Les six arbitrages qui reviennent presque toujours

Une mission se juge à la qualité de ses arbitrages, pas à la longueur de ses listes. Six dilemmes reviennent dans la quasi-totalité des missions. Aucun n'a de réponse universelle : ce qui est constant, c'est la façon de trancher et le signal qui fait pencher la balance.

Plan de travail d'une mission de conseil en référencement, avec courbes de trafic et notes d'analyse
Un arbitrage se prépare avec des chiffres, se discute à voix haute et se consigne par écrit.

Refondre le site ou corriger l'existant

Le dilemme. Le site est ancien, la refonte est réclamée depuis deux ans, elle coûte cher et remet en jeu une visibilité acquise.

La façon de trancher. On sépare ce qui relève des gabarits de ce qui relève de la structure et des contenus. Une refonte ne corrige pas une arborescence mal pensée : elle la reproduit en plus joli.

Le signal. Quand plus de la moitié des correctifs prioritaires exigent de toucher au code des gabarits, la refonte devient l'option la moins chère.

Pendant la mission

Les désaccords, et comment ils se règlent avec des données

Une mission sans désaccord est une mission où quelqu'un se tait. Ce qui compte, c'est la méthode employée pour les régler : un désaccord tranché par l'autorité laisse toujours une rancune et une mise en oeuvre molle.

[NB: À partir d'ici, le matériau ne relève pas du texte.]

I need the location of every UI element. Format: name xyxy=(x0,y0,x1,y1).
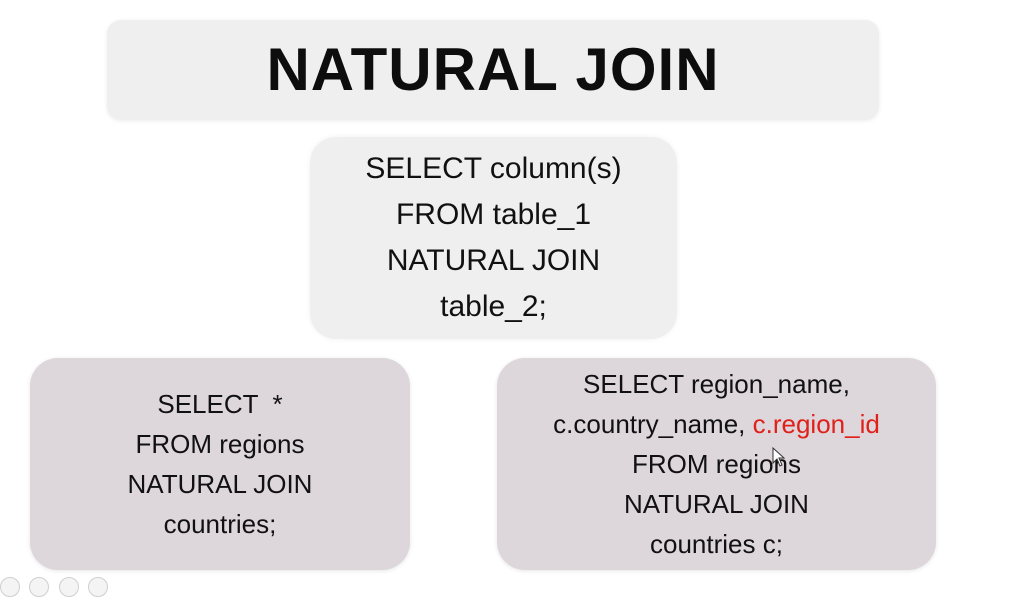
example-panel-right: SELECT region_name, c.country_name, c.re… xyxy=(497,358,936,570)
slide-title: NATURAL JOIN xyxy=(266,36,720,103)
example-right-highlighted-column: c.region_id xyxy=(752,409,880,439)
example-right-line-columns: c.country_name, c.region_id xyxy=(553,404,880,444)
syntax-panel: SELECT column(s) FROM table_1 NATURAL JO… xyxy=(310,137,677,339)
example-right-line-join: NATURAL JOIN xyxy=(624,489,809,519)
toolbar-circle-icon[interactable] xyxy=(0,577,20,597)
toolbar-circle-icon[interactable] xyxy=(58,577,79,597)
toolbar-circle-icon[interactable] xyxy=(29,577,50,597)
title-banner: NATURAL JOIN xyxy=(107,20,879,120)
example-panel-left: SELECT * FROM regions NATURAL JOIN count… xyxy=(30,358,410,570)
example-left-line-join: NATURAL JOIN xyxy=(127,469,313,499)
bottom-toolbar-strip xyxy=(0,577,130,597)
example-right-line-table: countries c; xyxy=(650,529,783,559)
example-left-line-select: SELECT * xyxy=(157,389,283,419)
example-right-columns-plain: c.country_name, xyxy=(553,409,753,439)
example-left-line-from: FROM regions xyxy=(135,429,305,459)
example-left-line-table: countries; xyxy=(163,509,277,539)
toolbar-circle-icon[interactable] xyxy=(88,577,109,597)
syntax-line-from: FROM table_1 xyxy=(395,198,592,231)
mouse-pointer-icon xyxy=(772,447,786,467)
syntax-line-join: NATURAL JOIN xyxy=(386,244,601,277)
example-right-line-select: SELECT region_name, xyxy=(583,369,850,399)
syntax-line-table: table_2; xyxy=(440,290,547,323)
syntax-line-select: SELECT column(s) xyxy=(365,152,622,185)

Le protocole en quatre temps

  1. Écrire le désaccord en une phrase. Beaucoup disparaissent à cette étape, parce qu'on s'aperçoit que les deux parties ne parlaient pas de la même chose.
  2. Nommer la donnée qui trancherait. Si aucune donnée ne peut départager, ce n'est pas un désaccord technique mais une préférence, et la décision revient au client.
  3. Aller chercher cette donnée. Soit elle existe et on la regarde ensemble, soit on construit un test : un lot de pages modifiées, un lot témoin comparable, une date de verdict fixée à l'avance.
  4. Accepter le verdict, y compris contre soi. Les critères étant fixés avant le résultat, il devient impossible de les déplacer après coup. Quand la donnée donne tort au consultant, elle est écrite telle quelle.

Trois désaccords typiques

Avec l'équipe technique

« Impossible dans notre architecture. » Souvent vrai en partie. On cherche alors le résultat minimal acceptable plutôt que la solution idéale : une redirection au niveau du serveur plutôt qu'une réécriture applicative.

Avec l'équipe éditoriale

« On ne va pas écrire pour des robots. » Le désaccord porte sur la liberté éditoriale, pas sur la technique. La réponse tient dans un test comparant deux séries d'articles sur trois mois.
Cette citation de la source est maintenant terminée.